Silamo se ocupaba de Ivana, Iazata había ensartado a Destoria sin moverse de la silla, Ígur arrastró a Fornesdipra por los rincones más oscuros de la estancia, a los cobijos que dejaban libres los montones de cuerpos que no quería reconocer, con jadeos sin voz en los que resonaba la feroz analidad de azufre de la antigua disciplina espintriana, hasta que, en un receso, ella se abandonó, como tantas mujeres entusiasmadas, al parecer de Ígur, con toda su pretendida independencia, a la obsesión de repasar experiencias, de mezclar en ellas al amante que tenía entre las piernas, magnificadas hasta lo absoluto vivencias que a Ígur le parecían tópicas y vulgares y, viendo que él la dejaba hablar, se autocomplació hablándole de otros hombres de su vida y de momentos inolvidables, que Ígur encontró estúpidos algunos y más que superables los demás, hasta que vio a Destoria desocupada, una vez el desarbolado Iazata recalaba en el abrevadero terminal de la mesa del medio, y la llamó para que lo salvara de tanta intimidad moral indeseable.
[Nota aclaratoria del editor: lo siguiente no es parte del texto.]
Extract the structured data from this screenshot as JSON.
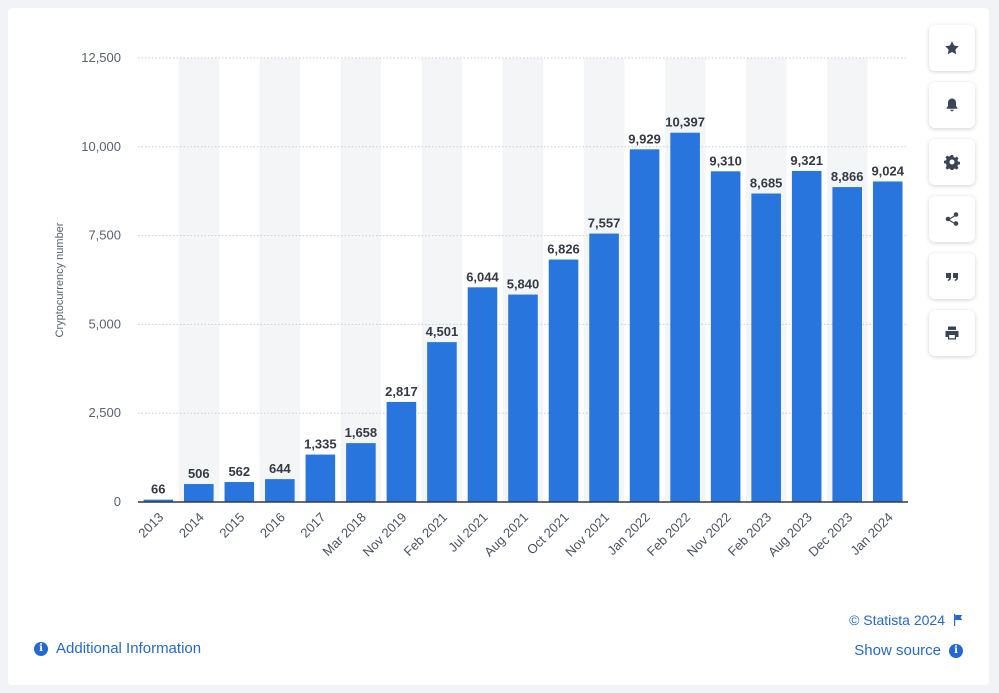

Pero Fornesdipra no estaba dispuesta a perderlo, por lo que Ígur se las tuvo que ver con la voracidad capiculada del doble de agujeros que antes, hasta que los horrores de la revelación del alba dejaron al descubierto las victorias no deseadas, y aun Ivana, que no había tenido bastante con Silamo, reclamó las últimas ganas del Caballero conmovido por el desorden de los sentidos.
Al día siguiente Ígur y Silamo se extenuaron una vez más en cuerpo y alma por la inacabable reiteración geométrica de Bracaberbría, y dos días más tarde concluyeron que aquel lugar no les aportaría más que desgaste y disolución, así es que Ígur cumplió su misión burocrática, que resultó completamente irrelevante, y los días que les quedaban los pasaron en un lento retorno por la ribera del Mar del Sol Poniente, por el Delta del Sarca hasta el puerto de Eyrenodia, desde donde retrocedieron hasta las marismas, y de allí en helicóptero hasta Póntira, y en transportes tradicionales y justo antes de la entrada del equinoccio, hasta la lanza del Sarca, que remontaron hasta las puertas de Gorhgró, donde llegaron en la más brillante ebullición de la noche, una noche roja bajo el indescriptible cielo blanquecino de cuando no ha soplado la furia norte del Gran Arturo.
Ígur y Silamo se despidieron después de tantos días sin perderse de vista, y cuando el Caballero llegó a su residencia, encontró el pórtico ocupado por media docena de indigentes, como si la memoria inmediata, resistente a abandonarlo, montase guardia en la más directa y eficaz de las proximidades.